6. Menemukan model penampilan peranan pemimpin informal dalam menggerakkan partisipasi masyarakat dalam pembangunan desa. 7. Mendapatkan bahan atau masukan bagi penetapan kebijakan penyuluhan di pedesaan, dalam meningkatkan pengetahuan dan kemampuan pemimpin informal meng gerakkan partisipasi masyarakat untuk pembangunan desa.
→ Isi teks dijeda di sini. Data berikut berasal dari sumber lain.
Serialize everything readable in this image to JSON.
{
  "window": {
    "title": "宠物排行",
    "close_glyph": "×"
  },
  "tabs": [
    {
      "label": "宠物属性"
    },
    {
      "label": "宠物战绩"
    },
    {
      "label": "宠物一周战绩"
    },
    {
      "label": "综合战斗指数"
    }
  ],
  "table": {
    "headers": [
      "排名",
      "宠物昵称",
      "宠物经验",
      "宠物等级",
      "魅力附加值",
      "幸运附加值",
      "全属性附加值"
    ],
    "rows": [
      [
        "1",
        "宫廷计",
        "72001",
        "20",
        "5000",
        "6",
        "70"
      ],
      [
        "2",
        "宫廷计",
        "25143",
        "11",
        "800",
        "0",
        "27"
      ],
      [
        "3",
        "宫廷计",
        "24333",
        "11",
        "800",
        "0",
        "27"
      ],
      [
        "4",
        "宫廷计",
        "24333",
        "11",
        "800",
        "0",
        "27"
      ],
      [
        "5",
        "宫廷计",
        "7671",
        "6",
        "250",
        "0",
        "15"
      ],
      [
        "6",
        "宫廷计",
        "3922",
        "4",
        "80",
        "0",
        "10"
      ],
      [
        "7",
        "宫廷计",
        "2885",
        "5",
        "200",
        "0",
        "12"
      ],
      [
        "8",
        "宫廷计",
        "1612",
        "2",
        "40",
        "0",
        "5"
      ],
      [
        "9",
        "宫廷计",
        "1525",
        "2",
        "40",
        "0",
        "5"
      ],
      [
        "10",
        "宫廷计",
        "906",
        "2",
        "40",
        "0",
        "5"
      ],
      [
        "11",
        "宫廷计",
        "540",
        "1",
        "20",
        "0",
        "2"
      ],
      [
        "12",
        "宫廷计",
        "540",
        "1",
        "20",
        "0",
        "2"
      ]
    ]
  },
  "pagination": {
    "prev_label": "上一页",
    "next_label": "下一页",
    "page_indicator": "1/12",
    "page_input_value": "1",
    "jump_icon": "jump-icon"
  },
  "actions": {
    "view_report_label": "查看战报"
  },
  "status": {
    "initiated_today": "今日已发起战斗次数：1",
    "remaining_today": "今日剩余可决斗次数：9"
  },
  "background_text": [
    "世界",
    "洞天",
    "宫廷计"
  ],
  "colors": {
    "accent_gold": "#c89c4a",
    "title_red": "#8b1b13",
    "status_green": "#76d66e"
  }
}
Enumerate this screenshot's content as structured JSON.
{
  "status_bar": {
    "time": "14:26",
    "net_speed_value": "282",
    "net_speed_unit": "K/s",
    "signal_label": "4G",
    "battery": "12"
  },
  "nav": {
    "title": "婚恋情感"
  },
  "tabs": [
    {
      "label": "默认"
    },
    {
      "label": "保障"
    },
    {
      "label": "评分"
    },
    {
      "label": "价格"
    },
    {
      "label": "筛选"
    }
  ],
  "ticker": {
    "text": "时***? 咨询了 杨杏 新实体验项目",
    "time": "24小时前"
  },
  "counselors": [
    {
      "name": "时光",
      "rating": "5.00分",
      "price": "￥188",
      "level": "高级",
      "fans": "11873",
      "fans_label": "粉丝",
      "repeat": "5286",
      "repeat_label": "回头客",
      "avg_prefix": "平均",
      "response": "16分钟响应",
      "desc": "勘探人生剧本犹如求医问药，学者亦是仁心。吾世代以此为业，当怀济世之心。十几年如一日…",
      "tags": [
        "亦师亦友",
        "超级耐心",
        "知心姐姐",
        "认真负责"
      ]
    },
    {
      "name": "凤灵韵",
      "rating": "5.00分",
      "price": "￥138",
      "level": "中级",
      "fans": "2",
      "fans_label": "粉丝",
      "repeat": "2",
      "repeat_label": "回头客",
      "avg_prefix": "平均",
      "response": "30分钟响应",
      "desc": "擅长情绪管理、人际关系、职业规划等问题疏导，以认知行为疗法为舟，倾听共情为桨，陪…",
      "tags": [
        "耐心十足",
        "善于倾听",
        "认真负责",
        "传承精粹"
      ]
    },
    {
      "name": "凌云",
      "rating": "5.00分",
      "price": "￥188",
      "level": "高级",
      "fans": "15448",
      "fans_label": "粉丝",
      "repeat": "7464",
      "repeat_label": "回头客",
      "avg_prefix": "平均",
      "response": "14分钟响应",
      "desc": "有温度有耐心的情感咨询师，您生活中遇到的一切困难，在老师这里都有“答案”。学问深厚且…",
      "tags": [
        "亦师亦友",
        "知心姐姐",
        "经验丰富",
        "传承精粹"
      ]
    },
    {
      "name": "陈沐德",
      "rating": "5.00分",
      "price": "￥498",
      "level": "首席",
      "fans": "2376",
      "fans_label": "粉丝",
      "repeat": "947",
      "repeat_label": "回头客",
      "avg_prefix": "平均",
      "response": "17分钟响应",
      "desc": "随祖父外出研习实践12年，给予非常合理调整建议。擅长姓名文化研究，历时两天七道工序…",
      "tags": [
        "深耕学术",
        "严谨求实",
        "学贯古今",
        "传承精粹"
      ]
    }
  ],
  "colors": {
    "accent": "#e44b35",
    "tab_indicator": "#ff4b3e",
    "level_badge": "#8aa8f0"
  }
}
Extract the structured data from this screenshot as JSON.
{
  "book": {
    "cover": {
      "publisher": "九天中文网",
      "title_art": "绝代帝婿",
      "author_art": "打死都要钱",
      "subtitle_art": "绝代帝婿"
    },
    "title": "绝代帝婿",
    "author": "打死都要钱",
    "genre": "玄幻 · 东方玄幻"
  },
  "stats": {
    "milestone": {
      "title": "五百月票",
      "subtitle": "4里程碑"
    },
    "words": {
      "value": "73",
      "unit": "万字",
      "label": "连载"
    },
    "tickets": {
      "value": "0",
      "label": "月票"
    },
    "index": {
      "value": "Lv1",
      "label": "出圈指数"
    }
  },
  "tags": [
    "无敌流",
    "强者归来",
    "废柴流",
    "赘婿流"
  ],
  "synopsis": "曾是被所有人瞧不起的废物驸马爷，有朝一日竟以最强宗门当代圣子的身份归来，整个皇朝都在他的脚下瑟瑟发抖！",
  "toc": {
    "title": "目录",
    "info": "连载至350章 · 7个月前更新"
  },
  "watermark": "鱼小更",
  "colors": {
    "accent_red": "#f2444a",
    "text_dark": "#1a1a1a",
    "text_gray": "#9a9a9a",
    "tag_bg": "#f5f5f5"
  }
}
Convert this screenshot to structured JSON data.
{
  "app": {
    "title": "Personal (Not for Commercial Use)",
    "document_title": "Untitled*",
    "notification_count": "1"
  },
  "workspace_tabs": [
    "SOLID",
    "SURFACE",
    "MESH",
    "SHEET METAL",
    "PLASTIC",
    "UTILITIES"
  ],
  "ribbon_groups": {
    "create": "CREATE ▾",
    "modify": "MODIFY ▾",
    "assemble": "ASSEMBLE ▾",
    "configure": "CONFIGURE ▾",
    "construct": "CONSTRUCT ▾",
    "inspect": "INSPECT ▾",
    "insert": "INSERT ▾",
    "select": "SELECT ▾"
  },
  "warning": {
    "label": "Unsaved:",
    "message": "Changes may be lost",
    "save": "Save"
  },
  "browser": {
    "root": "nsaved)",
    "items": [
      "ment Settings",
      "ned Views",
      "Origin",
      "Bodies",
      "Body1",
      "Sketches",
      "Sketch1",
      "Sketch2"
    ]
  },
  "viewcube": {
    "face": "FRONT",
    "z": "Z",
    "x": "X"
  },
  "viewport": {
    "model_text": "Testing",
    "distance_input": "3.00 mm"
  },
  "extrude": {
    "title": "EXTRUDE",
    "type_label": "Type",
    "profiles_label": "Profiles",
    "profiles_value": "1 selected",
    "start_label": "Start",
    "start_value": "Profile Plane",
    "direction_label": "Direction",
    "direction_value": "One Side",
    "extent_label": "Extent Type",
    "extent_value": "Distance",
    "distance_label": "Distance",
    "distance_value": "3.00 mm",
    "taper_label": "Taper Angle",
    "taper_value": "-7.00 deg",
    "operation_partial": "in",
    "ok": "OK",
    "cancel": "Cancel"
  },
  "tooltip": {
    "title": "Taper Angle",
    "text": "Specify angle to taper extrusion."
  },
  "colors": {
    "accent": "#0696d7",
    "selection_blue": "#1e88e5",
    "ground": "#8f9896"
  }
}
Kegunaan Hasil Penelitian Penelitian ini dilakukan dengan harapan agar dapat berguna dalam bidang: 1. Penyuluhan pembangunan: Hasil penelitian dapat memberi masukan dalam menyusun strategi penyuluhan yang lebih efektip terhadap pemimpin informal di pedesaan. 2. Pengembangan ilmu: Hasil penelitian ini dapat dijadikan bahan bagi pengembangan ilmu kepemimpinan, khususnya dalam meningkatkan kualitas pernimpin pada suatu komunitas yang sedang melakukan pembaharuan atau pembangunan. 3. Pemerintahan: Sebagai bahan masukan bagi penentu kebijakan pembangunan desa, terutama pembangunan yang berorientasi pada upaya meningkatkan gerakan bangun diri secara swadaya pada masyarakat.